Golden Gate Park und Bridge, die Zweite

Heute wollten wir eigentlich zu einem „Sandcastle Contest“ (also zum Sandburgenwettbewerb) am Ocean Beach in San Francisco gehen. Der Plan war uns vorher ein bisschen den Golden Gate Park anzuschauen und danach die fast fertig gebauten Sandskulpturen.

Morgens dort angekommen, haben wir erstmal nicht sehr viele Menschen am Strand gesehen, dass fanden wir schon etwas merkwürdig. Aber zuerst sind wir in den Park. Dieser hat viele Bäume und Seen. Die richtig großen Sehenswürdigkeiten sind am anderen Ende und die haben wir heute nicht gesehen, könnten aber mal an einem Wochenende noch folgen. Im Park selber haben wir wilde Waschbären getroffen, welche uns auch schon in Santa Cruz auf dem Unicampus begegnet waren. Zwei Windmühlen gibt es auch, sehen aber nicht weiter spektakulär aus. Nach einem gemütlichen Spaziergang im Park sind wir also zum Strand zurückgekehrt. Da befanden sich immer noch wenig Leute, so dass wir mal nach gegoogelt haben, ob wir uns nicht geirrt hatten. Und was fanden wir: wegen Government Shutdown fällt das Event aus. Na toll. Damit haben wir irgendwie nicht gerechnet, denn es ist unserer Meinung nach eigentlich eine Veranstaltung, welche auf freiwilliger Arbeit beruht und Spendengelder sammelt.

Aber wenn wir schon mal da sind, wollen wir auch was sehen. So sind wir mit dem Auto ein Stück weiter gefahren an einen zweiten Strand, den China Beach, von dem man angeblich einen guten Blick auf die Golden Gate Bridge hat.
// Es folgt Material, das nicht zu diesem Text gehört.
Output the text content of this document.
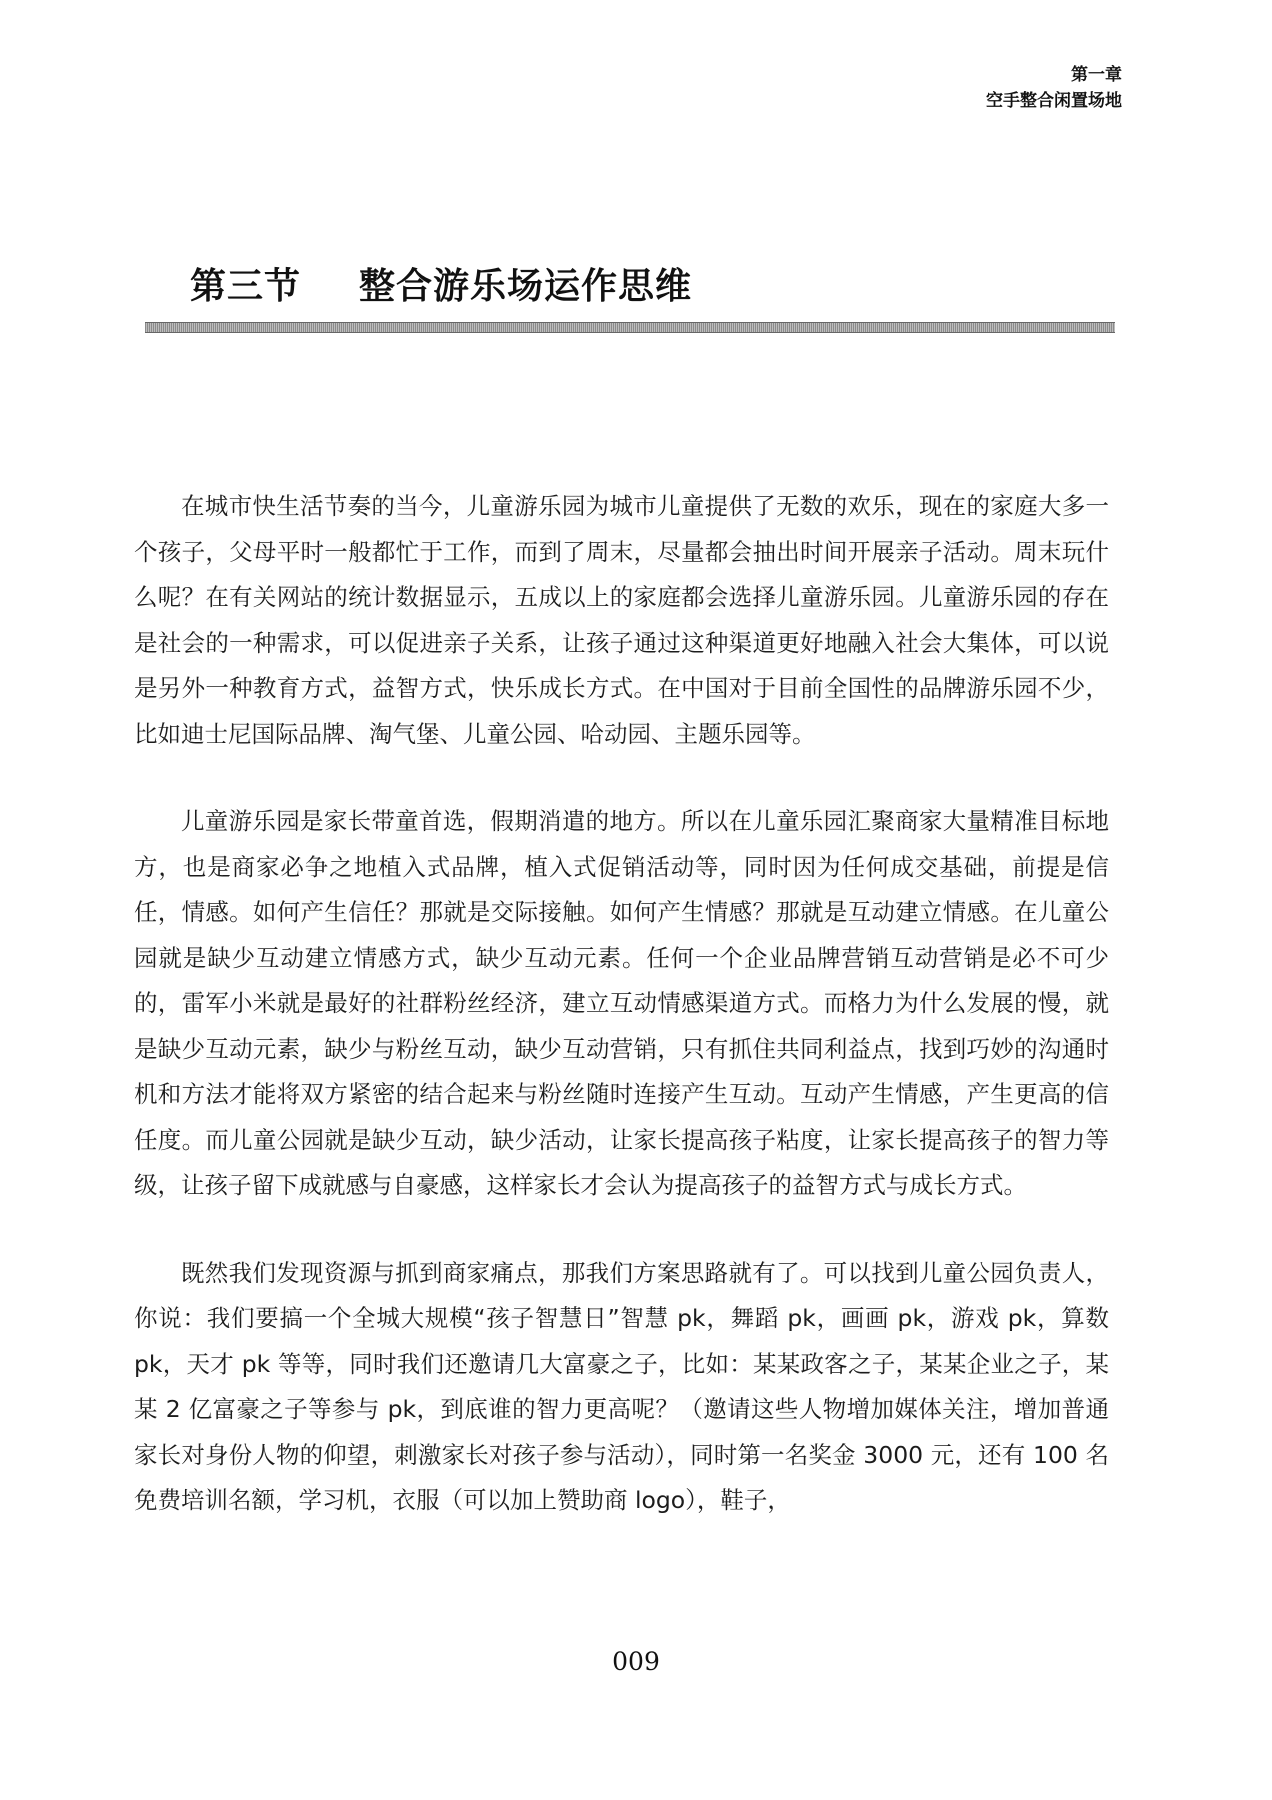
第一章
空手整合闲置场地
第三节 整合游乐场运作思维

在城市快生活节奏的当今，儿童游乐园为城市儿童提供了无数的欢乐，现在的家庭大多一个孩子，父母平时一般都忙于工作，而到了周末，尽量都会抽出时间开展亲子活动。周末玩什么呢？在有关网站的统计数据显示，五成以上的家庭都会选择儿童游乐园。儿童游乐园的存在是社会的一种需求，可以促进亲子关系，让孩子通过这种渠道更好地融入社会大集体，可以说是另外一种教育方式，益智方式，快乐成长方式。在中国对于目前全国性的品牌游乐园不少，比如迪士尼国际品牌、淘气堡、儿童公园、哈动园、主题乐园等。

儿童游乐园是家长带童首选，假期消遣的地方。所以在儿童乐园汇聚商家大量精准目标地方，也是商家必争之地植入式品牌，植入式促销活动等，同时因为任何成交基础，前提是信任，情感。如何产生信任？那就是交际接触。如何产生情感？那就是互动建立情感。在儿童公园就是缺少互动建立情感方式，缺少互动元素。任何一个企业品牌营销互动营销是必不可少的，雷军小米就是最好的社群粉丝经济，建立互动情感渠道方式。而格力为什么发展的慢，就是缺少互动元素，缺少与粉丝互动，缺少互动营销，只有抓住共同利益点，找到巧妙的沟通时机和方法才能将双方紧密的结合起来与粉丝随时连接产生互动。互动产生情感，产生更高的信任度。而儿童公园就是缺少互动，缺少活动，让家长提高孩子粘度，让家长提高孩子的智力等级，让孩子留下成就感与自豪感，这样家长才会认为提高孩子的益智方式与成长方式。

既然我们发现资源与抓到商家痛点，那我们方案思路就有了。可以找到儿童公园负责人，你说：我们要搞一个全城大规模“孩子智慧日”智慧 pk，舞蹈 pk，画画 pk，游戏 pk，算数 pk，天才 pk 等等，同时我们还邀请几大富豪之子，比如：某某政客之子，某某企业之子，某某 2 亿富豪之子等参与 pk，到底谁的智力更高呢？（邀请这些人物增加媒体关注，增加普通家长对身份人物的仰望，刺激家长对孩子参与活动），同时第一名奖金 3000 元，还有 100 名免费培训名额，学习机，衣服（可以加上赞助商 logo），鞋子，

009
Dort angekommen hat uns ein Schild erwartet auf dem sinngemäß stand: „Wegen Government Shutdown geschlossen“. Na vielen Dank, spätestens da verfluchten wir mal wieder die amerikanischen Politiker. Tanja wusste noch von einem weiteren Strand, Baker Beach, mit gutem Blick auf die Golden Gate Bridge (und die liegen da ja zum Glück nicht so weit auseinander). Sie wusste auch, dass dieser recht frei ist und wir erhofften uns keine großen Zäune, wegen einer eventuellen Schließung vorzufinden. Dort angekommen hat uns natürlich wieder das Schild „Wegen Government Shutdown geschlossen“ erwartet, aber es gab eben auch nicht die alles versperrenden Zäune, so dass wir trotzdem zum Strand konnten. Am Ende haben wir also doch noch unseren guten Blick auf die Brücke bekommen. Von dieser Seite, finde ich, sieht die Brücke noch besser aus, als so wie wir sie beim letzten Ausflug gesehen haben. Leider war es heute etwas nebelig, so dass man die Spitzen der Brückenpfeiler nicht ganz sehen konnte. Aber das soll ja hier der Normalzustand sein und es sah trotzdem schön aus. An dem Strand haben wir auch noch eine Attilerie (laut Wikipedia Verschwindlafette), welche man hinter einer Mauer verstecken konnte, entdeckt. Diese wurde wohl vor dem Ersten Weltkrieg gebaut und im Zweiten Weltkrieg wieder besetzt.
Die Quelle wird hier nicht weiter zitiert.